Do you ever just sit there staring into space and ponder, “Heck, I wish I could remember things better without having to actually do anything.”
Well slacker, your dream could be about to come true. Researchers at Karolinska Institutet in Sweden have suggested that the way humans breathe could affect how well our memories are “consolidated”. In other words, how they are reinforced and stabilised in our heads.
More specifically, they believe that if we breathe through our nose rather than our mouth after attempting to learn a new set of smells, we tend to remember them better.
Improving your memory by simply breathing through your nose? If that’s not maximum gain for minimal effort, we don’t know what is.
“Our study shows that we remember smells better if we breathe through the nose when the memory is being consolidated – the process that takes place between learning and memory retrieval,” says Artin Arshamian, a researcher at the Department of Clinical Neuroscience in Karolinska Institutet.
“This is the first time someone has demonstrated this.”

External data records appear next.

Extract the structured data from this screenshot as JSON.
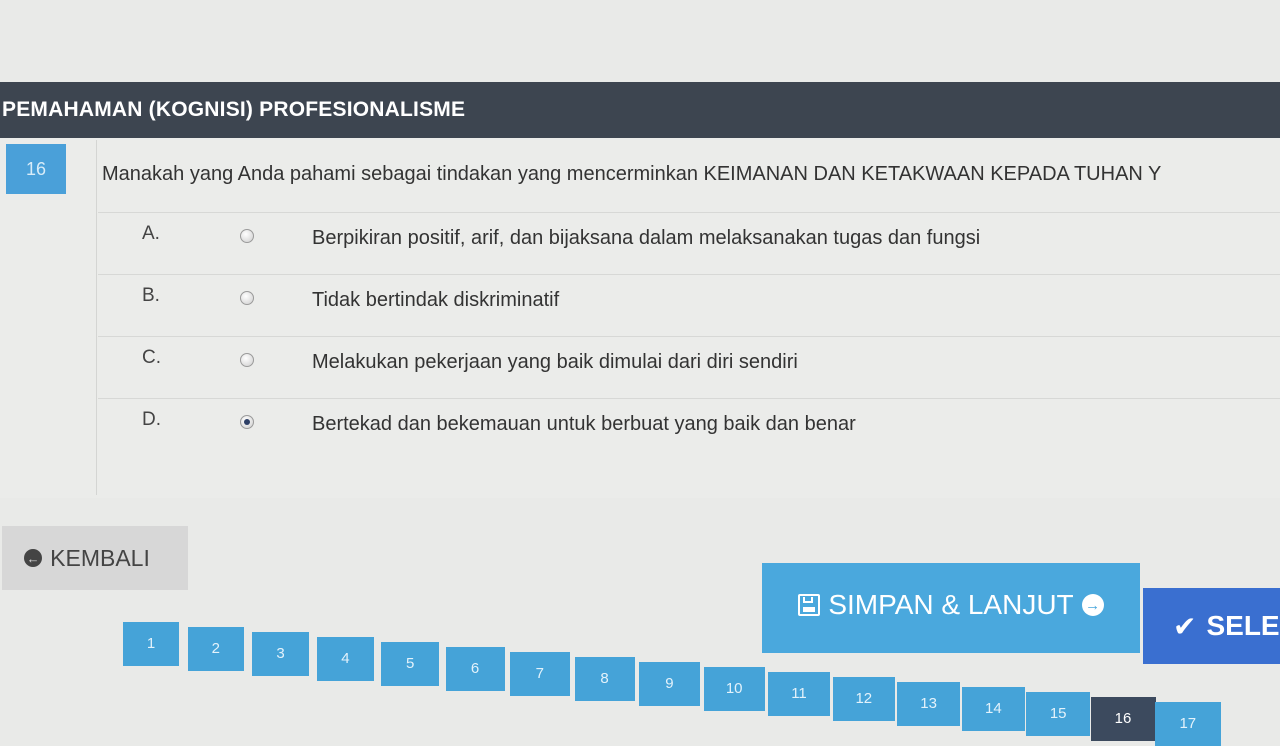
{
  "section": {
    "title": "PEMAHAMAN (KOGNISI) PROFESIONALISME"
  },
  "question": {
    "number": "16",
    "text": "Manakah yang Anda pahami sebagai tindakan yang mencerminkan KEIMANAN DAN KETAKWAAN KEPADA TUHAN Y",
    "options": [
      {
        "letter": "A.",
        "text": "Berpikiran positif, arif, dan bijaksana dalam melaksanakan tugas dan fungsi",
        "selected": false
      },
      {
        "letter": "B.",
        "text": "Tidak bertindak diskriminatif",
        "selected": false
      },
      {
        "letter": "C.",
        "text": "Melakukan pekerjaan yang baik dimulai dari diri sendiri",
        "selected": false
      },
      {
        "letter": "D.",
        "text": "Bertekad dan bekemauan untuk berbuat yang baik dan benar",
        "selected": true
      }
    ]
  },
  "nav": {
    "back_label": "KEMBALI",
    "save_label": "SIMPAN & LANJUT",
    "finish_label": "SELE"
  },
  "pagination": {
    "pages": [
      "1",
      "2",
      "3",
      "4",
      "5",
      "6",
      "7",
      "8",
      "9",
      "10",
      "11",
      "12",
      "13",
      "14",
      "15",
      "16",
      "17"
    ],
    "current": "16"
  },
  "colors": {
    "header_bg": "#3d4550",
    "primary_blue": "#4aa8dd",
    "finish_blue": "#3a6fd0",
    "active_page": "#3c4a5e"
  },
  "icons": {
    "back": "arrow-circle-left-icon",
    "save": "floppy-disk-icon",
    "next": "arrow-circle-right-icon",
    "finish": "check-icon"
  }
}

The surprising revelation into how breathing affects the human brain has been a long time coming. What prevented researchers from coming to this result in the past was the fact that common lab animals like rats and mice couldn’t naturally breathe through their mouths.
So they used orphaned baby chimpanzees instead. Just kidding.
In the tests, researchers asked their human test subjects to memorise twelve different smells on two individual occasions. Following this they were asked to breathe through either their mouths or noses for one hour.
Once the time was up the researchers presented the old smells alongside a new set of twelve smells and asked the subjects to identify whether each one was from the first session or newly introduced.
The results came back showing that participants who breathed with their noses had remembered the smells better.
Dr Arshamian says that the idea of breathing affecting our behaviour isn’t actually new.
“In fact, the knowledge has been around for thousands of years in such areas as meditation. But no one has managed to prove scientifically what actually goes on in the brain. We now have tools that can reveal new clinical knowledge.”
Dr Arshamian expects that the next phase of their research will involve measuring what happens in the brain during breathing and how it is linked to memory.
“This was previously a practical impossibility as electrodes had to be inserted directly into the brain. We’ve managed to get round this problem and now we’re developing, with my colleague Johan Lundström, a new means of measuring activity in the olfactory bulb and brain without having to insert electrodes.”
So remember, when in doubt, breathe through your snout.
Dr Artin Arshamian’s findings were presented in The Journal of Neuroscience.